Economia
Câmara aprova reajuste e abre caminho para supersalários a servidores do Congresso
Projetos reestruturam vencimentos da Câmara e do Senado e autorizam indenização de folgas fora do teto do funcionalismo
A Câmara dos Deputados aprovou, nesta terça-feira 3, projetos que reajustam os salários dos servidores da Casa e do Senado e criam uma licença compensatória por dias trabalhados que pode ser convertida em pagamento em dinheiro fora do teto constitucional do funcionalismo público. A votação foi rápida e simbólica, após um acordo entre líderes partidários.

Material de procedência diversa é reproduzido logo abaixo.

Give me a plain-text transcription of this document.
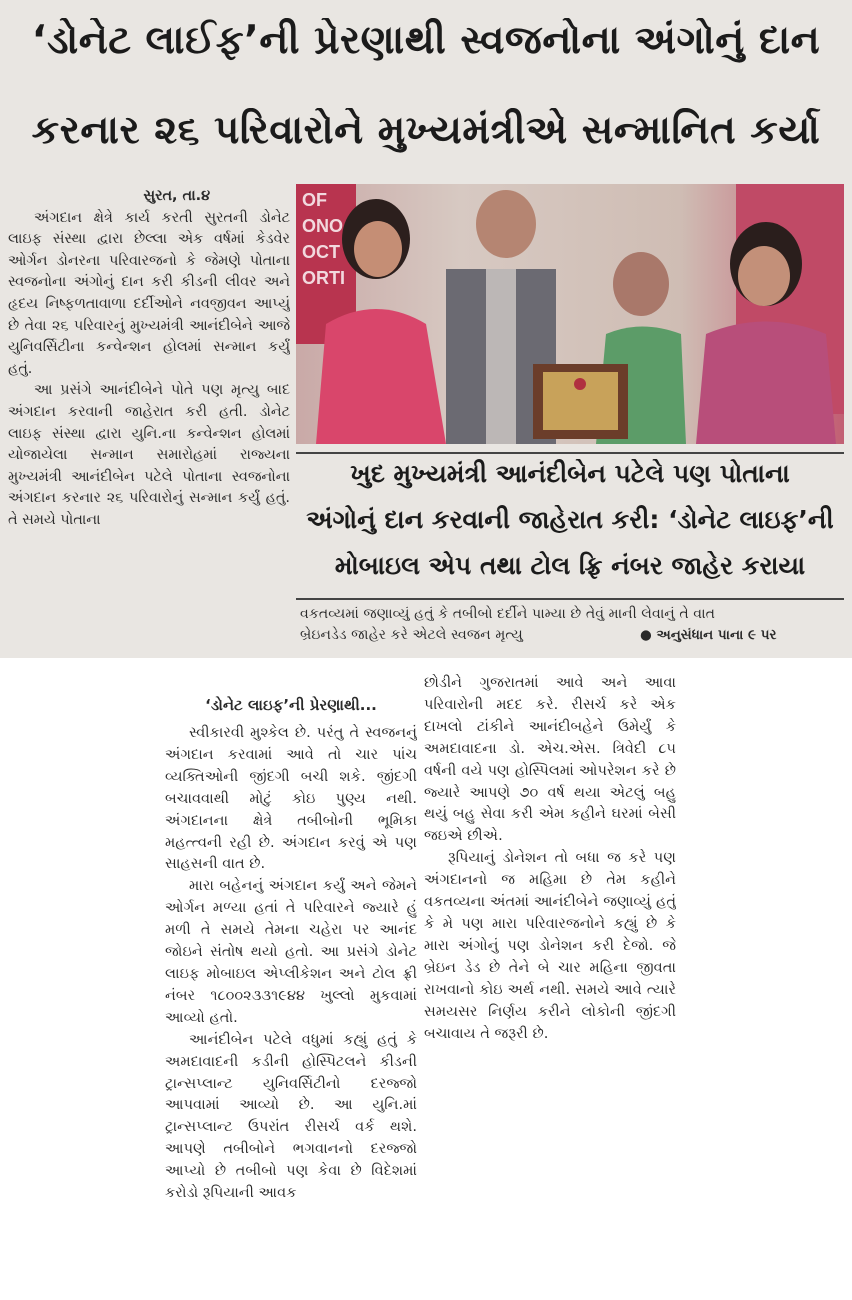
‘ડોનેટ લાઈફ’ની પ્રેરણાથી સ્વજનોના અંગોનું દાન
કરનાર ૨૬ પરિવારોને મુખ્યમંત્રીએ સન્માનિત કર્યા

સુરત, તા.૪

અંગદાન ક્ષેત્રે કાર્ય કરતી સુરતની ડોનેટ લાઇફ સંસ્થા દ્વારા છેલ્લા એક વર્ષમાં કેડવેર ઓર્ગન ડોનરના પરિવારજનો કે જેમણે પોતાના સ્વજનોના અંગોનું દાન કરી કીડની લીવર અને હૃદય નિષ્ફળતાવાળા દર્દીઓને નવજીવન આપ્યું છે તેવા ૨૬ પરિવારનું મુખ્યમંત્રી આનંદીબેને આજે યુનિવર્સિટીના કન્વેન્શન હોલમાં સન્માન કર્યું હતું.

આ પ્રસંગે આનંદીબેને પોતે પણ મૃત્યુ બાદ અંગદાન કરવાની જાહેરાત કરી હતી. ડોનેટ લાઇફ સંસ્થા દ્વારા યુનિ.ના કન્વેન્શન હોલમાં યોજાયેલા સન્માન સમારોહમાં રાજ્યના મુખ્યમંત્રી આનંદીબેન પટેલે પોતાના સ્વજનોના અંગદાન કરનાર ૨૬ પરિવારોનું સન્માન કર્યું હતું. તે સમયે પોતાના

OF
ONO
OCT
ORTI
ખુદ મુખ્યમંત્રી આનંદીબેન પટેલે પણ પોતાના
અંગોનું દાન કરવાની જાહેરાત કરી: ‘ડોનેટ લાઇફ’ની
મોબાઇલ એપ તથા ટોલ ફ્રિ નંબર જાહેર કરાયા
વકતવ્યમાં જણાવ્યું હતું કે તબીબો દર્દીને પામ્યા છે તેવું માની લેવાનું તે વાત
બ્રેઇનડેડ જાહેર કરે એટલે સ્વજન મૃત્યુ	● અનુસંધાન પાના ૯ પર
‘ડોનેટ લાઇફ’ની પ્રેરણાથી...

સ્વીકારવી મુશ્કેલ છે. પરંતુ તે સ્વજનનું અંગદાન કરવામાં આવે તો ચાર પાંચ વ્યક્તિઓની જીંદગી બચી શકે. જીંદગી બચાવવાથી મોટું કોઇ પુણ્ય નથી. અંગદાનના ક્ષેત્રે તબીબોની ભૂમિકા મહત્ત્વની રહી છે. અંગદાન કરવું એ પણ સાહસની વાત છે.

મારા બહેનનું અંગદાન કર્યું અને જેમને ઓર્ગન મળ્યા હતાં તે પરિવારને જ્યારે હું મળી તે સમયે તેમના ચહેરા પર આનંદ જોઇને સંતોષ થયો હતો. આ પ્રસંગે ડોનેટ લાઇફ મોબાઇલ એપ્લીકેશન અને ટોલ ફ્રી નંબર ૧૮૦૦૨૩૩૧૯૪૪ ખુલ્લો મુકવામાં આવ્યો હતો.

આનંદીબેન પટેલે વધુમાં કહ્યું હતું કે અમદાવાદની કડીની હોસ્પિટલને કીડની ટ્રાન્સપ્લાન્ટ યુનિવર્સિટીનો દરજ્જો આપવામાં આવ્યો છે. આ યુનિ.માં ટ્રાન્સપ્લાન્ટ ઉપરાંત રીસર્ચ વર્ક થશે. આપણે તબીબોને ભગવાનનો દરજ્જો આપ્યો છે તબીબો પણ કેવા છે વિદેશમાં કરોડો રૂપિયાની આવક

છોડીને ગુજરાતમાં આવે અને આવા પરિવારોની મદદ કરે. રીસર્ચ કરે એક દાખલો ટાંકીને આનંદીબહેને ઉમેર્યું કે અમદાવાદના ડો. એચ.એસ. ત્રિવેદી ૮૫ વર્ષની વયે પણ હોસ્પિલમાં ઓપરેશન કરે છે જ્યારે આપણે ૭૦ વર્ષ થયા એટલું બહુ થયું બહુ સેવા કરી એમ કહીને ઘરમાં બેસી જઇએ છીએ.

રૂપિયાનું ડોનેશન તો બધા જ કરે પણ અંગદાનનો જ મહિમા છે તેમ કહીને વકતવ્યના અંતમાં આનંદીબેને જણાવ્યું હતું કે મે પણ મારા પરિવારજનોને કહ્યું છે કે મારા અંગોનું પણ ડોનેશન કરી દેજો. જે બ્રેઇન ડેડ છે તેને બે ચાર મહિના જીવતા રાખવાનો કોઇ અર્થ નથી. સમયે આવે ત્યારે સમયસર નિર્ણય કરીને લોકોની જીંદગી બચાવાય તે જરૂરી છે.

No caso dos servidores do Senado, o projeto já havia sido aprovado pelos senadores e agora segue para a sanção do presidente Lula (PT). O texto prevê aumentos escalonados no vencimento básico de 2026 a 2029 e reformula o sistema de gratificações, substituindo a Gratificação de Desempenho (GD) pela Gratificação de Desempenho e Alinhamento Estratégico (GDAE).
Já o texto que trata dos servidores da Câmara ainda precisará passar pela Casa Alta. A proposta extingue a Gratificação por Representação e incorpora parte desses valores ao salário básico, além de criar a GDAE, que pode chegar a 100% do maior vencimento do cargo. Segundo a Mesa Diretora, os reajustes médios giram em torno de 9% e alcançam servidores efetivos, comissionados e secretários parlamentares.
Ao defender a medida, o presidente da Câmara, Hugo Motta (Republicanos-PB), afirmou que o reajuste segue o padrão adotado em outros órgãos do serviço público. “Aprovamos reajuste aos servidores do Judiciário, para várias categorias do serviço público federal e para o TCU. É justo que os servidores da Câmara e do Senado também tenham o seu reajuste.”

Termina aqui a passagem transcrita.